If the count matters but ordering does not, use sorted with a tuple:

>>> d[tuple(sorted(['foo', 'bar']))] = 'baz'
>>> d[tuple(sorted(['bar', 'foo']))]
'baz'
>>> d[tuple(sorted(['bar', 'foo', 'bar']))
Traceback (most recent call last):
  File "<stdin>", line 1, in <module>
KeyError: ('bar', 'bar', 'foo')

Unlike with Perl hashes, or JavaScript object properties, you do not need to stringify dictionary keys in Python.


Now, concerning the mutable list not being hashable: The Python dictionary implementation uses the hashtable structure. It specifically requires and assumes of the key that:

  1. the key implements the __hash__ method that returns an integer
  2. that the integers should be as widely spread in the output range, and uniformly mapped, as possible.
  3. that __hash__ method returns an unchanging number for the same object
  4. a == b implies that a.__hash__() == b.__hash__()

A list is not usable as a dictionary key, as:

>>> [].__hash__()
Traceback (most recent call last):
  File "<stdin>", line 1, in <module>
TypeError: 'NoneType' object is not callable

The list class cannot provide a __hash__ method that could satisfy all the requirements simultaneously a == b needs to imply that a.__hash__() == b.__hash__().

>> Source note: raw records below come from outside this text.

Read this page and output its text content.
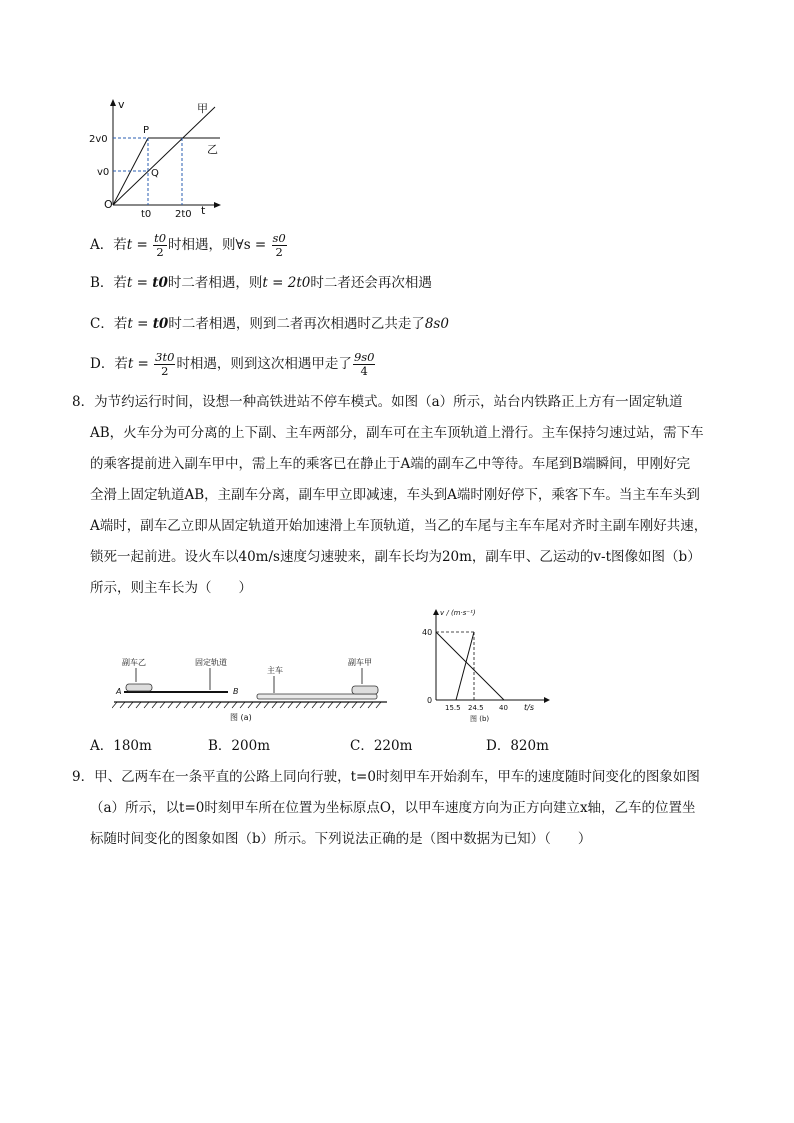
v	甲
乙
P
Q
O
2v0
v0
t0 2t0 t
A．若$t = \frac{t0}{2}$ 时相遇，则∀s = $\frac{s0}{2}$
B．若t = t0时二者相遇，则t = 2t0时二者还会再次相遇
C．若t = t0时二者相遇，则到二者再次相遇时乙共走了8s0
D．若$t = \frac{3t0}{2}$ 时相遇，则到这次相遇甲走了 $\frac{9s0}{4}$
8．为节约运行时间，设想一种高铁进站不停车模式。如图（a）所示，站台内铁路正上方有一固定轨道
AB，火车分为可分离的上下副、主车两部分，副车可在主车顶轨道上滑行。主车保持匀速过站，需下车
的乘客提前进入副车甲中，需上车的乘客已在静止于A端的副车乙中等待。车尾到B端瞬间，甲刚好完
全滑上固定轨道AB，主副车分离，副车甲立即减速，车头到A端时刚好停下，乘客下车。当主车车头到
A端时，副车乙立即从固定轨道开始加速滑上车顶轨道，当乙的车尾与主车车尾对齐时主副车刚好共速，
锁死一起前进。设火车以40m/s速度匀速驶来，副车长均为20m，副车甲、乙运动的v-t图像如图（b）
所示，则主车长为（　　）
副车乙	固定轨道
主车
副车甲
A	B
图 (a)
v / (m·s⁻¹)
40
0
15.5 24.5 40 t/s
图 (b)
A．180m	B．200m	C．220m	D．820m
9．甲、乙两车在一条平直的公路上同向行驶，t=0时刻甲车开始刹车，甲车的速度随时间变化的图象如图
（a）所示，以t=0时刻甲车所在位置为坐标原点O，以甲车速度方向为正方向建立x轴，乙车的位置坐
标随时间变化的图象如图（b）所示。下列说法正确的是（图中数据为已知）（　　）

(It *could provide an implementation that returns 0 for each list, and it would work correctly then, but it would refute the use of hashing altogether, as all lists would be mapped to the same slot in the dictionary, as the hash codes would break the rule 2).

It is also not possible to create a __hash__ method for a list:

>>> [].__hash__ = lambda x: 0
Traceback (most recent call last):
  File "<stdin>", line 1, in <module>
AttributeError: 'list' object attribute '__hash__' is read-only

Of course we can always see what would happen if list would have the __hash__ method - we create a subclass of list and provide __hash__ there; the obvious implementation for the hash code would be that of the tuple():

>>> class hashablelist(list):
...     def __hash__(self):
...         return hash(tuple(self))
... 
>>> x = hashablelist(['a', 'b', 'c'])
>>> y = hashablelist(['a', 'b', 'd'])
>>> d = {}
>>> d[x] = 'foo'
>>> d[y] = 'bar'
>>> d.items()
[(['a', 'b', 'c'], 'foo'), (['a', 'b', 'd'], 'bar')]
>>> y[2] = 'c'
>>> d.items()
[(['a', 'b', 'c'], 'foo'), (['a', 'b', 'c'], 'bar')]
>>> del d[x]
>>> del d[y]
Traceback (most recent call last):
  File "<stdin>", line 1, in <module>
KeyError: ['a', 'b', 'c']
>>> d.items()
[(['a', 'b', 'c'], 'bar')]
>>> x in d
False
>>> y in d
False
>>> x in d.keys()
True
>>> y in d.keys()
True

The code shows that we just managed to get a broken dictionary as a result - there is no way of accessing or removing the ['a', 'b', 'c'] -> 'bar' pair directly by the key, even though it is visible in .keys(), .values() and .items().